- Date: August 2019 – September 2020
- Location: Afghanistan
- Caused by: Alleged electoral fraud during the 2019 Afghan presidential election; Taliban insurgency and war in Afghanistan;
- Goals: Resignation of President Ashraf Ghani; Fresh general elections;
- Methods: Demonstrations
- Result: Protests suppressed by force;

Parties
| Protesters | Government of Afghanistan Afghan National Police; ; |

Deaths and injuries
- Deaths: 11-24
- Injuries: Disputed

= 2019–2020 Afghanistan protests =

Series of protests in Afghanistan in 2019-2020

The 2019–2020 Afghanistan protests were a series of sometimes violent demonstrations and protests against the government of the Islamic Republic of Afghanistan in the wake of the 2019 Afghan presidential election.
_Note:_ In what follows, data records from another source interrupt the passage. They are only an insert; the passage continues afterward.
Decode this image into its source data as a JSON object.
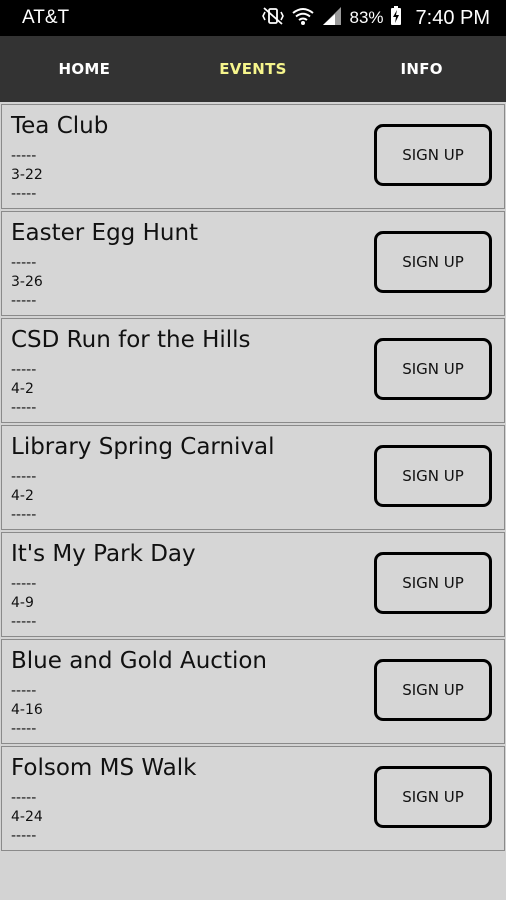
{
  "status_bar": {
    "carrier": "AT&T",
    "battery": "83%",
    "time": "7:40 PM",
    "icons": [
      "vibrate-mute-icon",
      "wifi-icon",
      "signal-icon",
      "battery-charging-icon"
    ]
  },
  "nav": {
    "tabs": [
      {
        "label": "HOME",
        "active": false
      },
      {
        "label": "EVENTS",
        "active": true
      },
      {
        "label": "INFO",
        "active": false
      }
    ],
    "active_color": "#f6f58c"
  },
  "events": [
    {
      "title": "Tea Club",
      "sep1": "-----",
      "date": "3-22",
      "sep2": "-----",
      "button": "SIGN UP"
    },
    {
      "title": "Easter Egg Hunt",
      "sep1": "-----",
      "date": "3-26",
      "sep2": "-----",
      "button": "SIGN UP"
    },
    {
      "title": "CSD Run for the Hills",
      "sep1": "-----",
      "date": "4-2",
      "sep2": "-----",
      "button": "SIGN UP"
    },
    {
      "title": "Library Spring Carnival",
      "sep1": "-----",
      "date": "4-2",
      "sep2": "-----",
      "button": "SIGN UP"
    },
    {
      "title": "It's My Park Day",
      "sep1": "-----",
      "date": "4-9",
      "sep2": "-----",
      "button": "SIGN UP"
    },
    {
      "title": "Blue and Gold Auction",
      "sep1": "-----",
      "date": "4-16",
      "sep2": "-----",
      "button": "SIGN UP"
    },
    {
      "title": "Folsom MS Walk",
      "sep1": "-----",
      "date": "4-24",
      "sep2": "-----",
      "button": "SIGN UP"
    }
  ]
}
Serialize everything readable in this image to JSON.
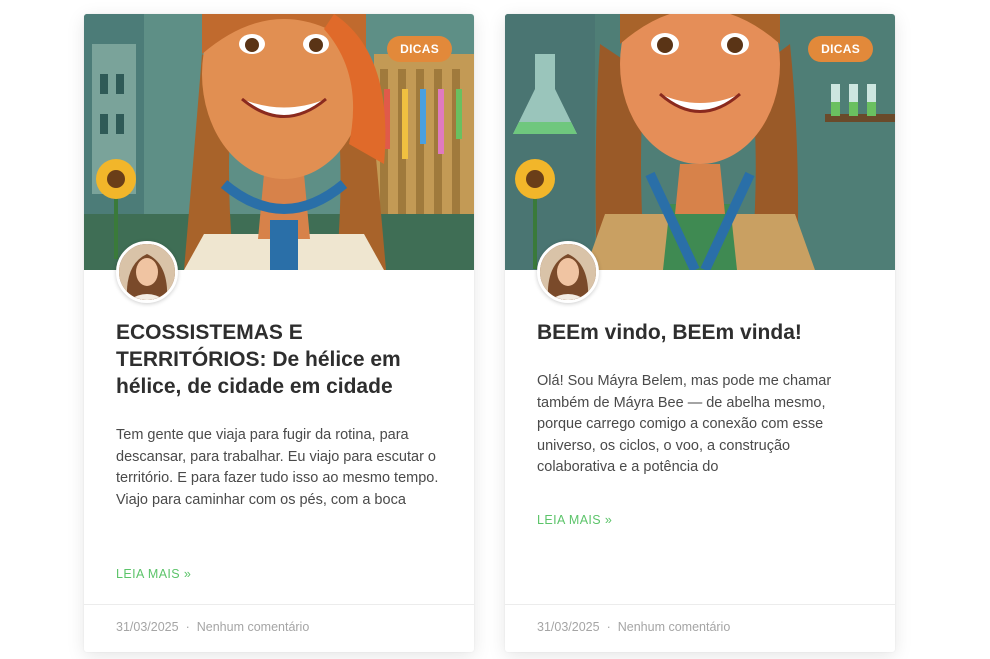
{
  "posts": [
    {
      "category": "DICAS",
      "title": "ECOSSISTEMAS E TERRITÓRIOS: De hélice em hélice, de cidade em cidade",
      "excerpt": "Tem gente que viaja para fugir da rotina, para descansar, para trabalhar. Eu viajo para escutar o território. E para fazer tudo isso ao mesmo tempo. Viajo para caminhar com os pés, com a boca",
      "read_more": "LEIA MAIS »",
      "date": "31/03/2025",
      "separator": "·",
      "comments": "Nenhum comentário"
    },
    {
      "category": "DICAS",
      "title": "BEEm vindo, BEEm vinda!",
      "excerpt": "Olá! Sou Máyra Belem, mas pode me chamar também de Máyra Bee — de abelha mesmo, porque carrego comigo a conexão com esse universo, os ciclos, o voo, a construção colaborativa e a potência do",
      "read_more": "LEIA MAIS »",
      "date": "31/03/2025",
      "separator": "·",
      "comments": "Nenhum comentário"
    }
  ],
  "colors": {
    "badge": "#e2893a",
    "read_more": "#5cc46a",
    "meta": "#a5a5a5"
  }
}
==Background and motives==
Between August 2019–September 2020, a series of national protests and wave of unprecedented violence hit major areas across the country after the 2019 Afghan presidential election. Riot police tried to contain and quell the mass unrest from spreading by cutting electricity and energy sources, and internet was blocked for several days after the protests broke out. An increase in violence and a spike in violence across the nation also sparked city-wide protests in more than a dozen cities in August–September. Violent protests rocked Herat and anti-Taliban protesters took to the streets, waving the Afghan flag and chanting slogans against president Ashraf Ghani. A series of massive anti-war protests swept across the country as the streets were blocked by blockades in August–September.

==Responses and casualties==
Six were killed when police open fire on demonstrators. A wave of popular protests swept Afghanistan in January, demanding an end to war, justice, trials on corruption and an end to the government. 2 were killed in the ensuing clashes and riots. Another six were killed during surging protests against violence against women and targeting journalists but their main demands was food aid on 9 May. Afghans also rallied in a series of anti-war and anti-airstrike protests that weaved through Kabul in June–July after a series of killings and car attacks prompted fury among witnesses and civilians. These protests were met with water cannon. Tehran has denounced massive protests in June–July 2020 in Afghanistan against the violence against Afghan immigrants in Iran.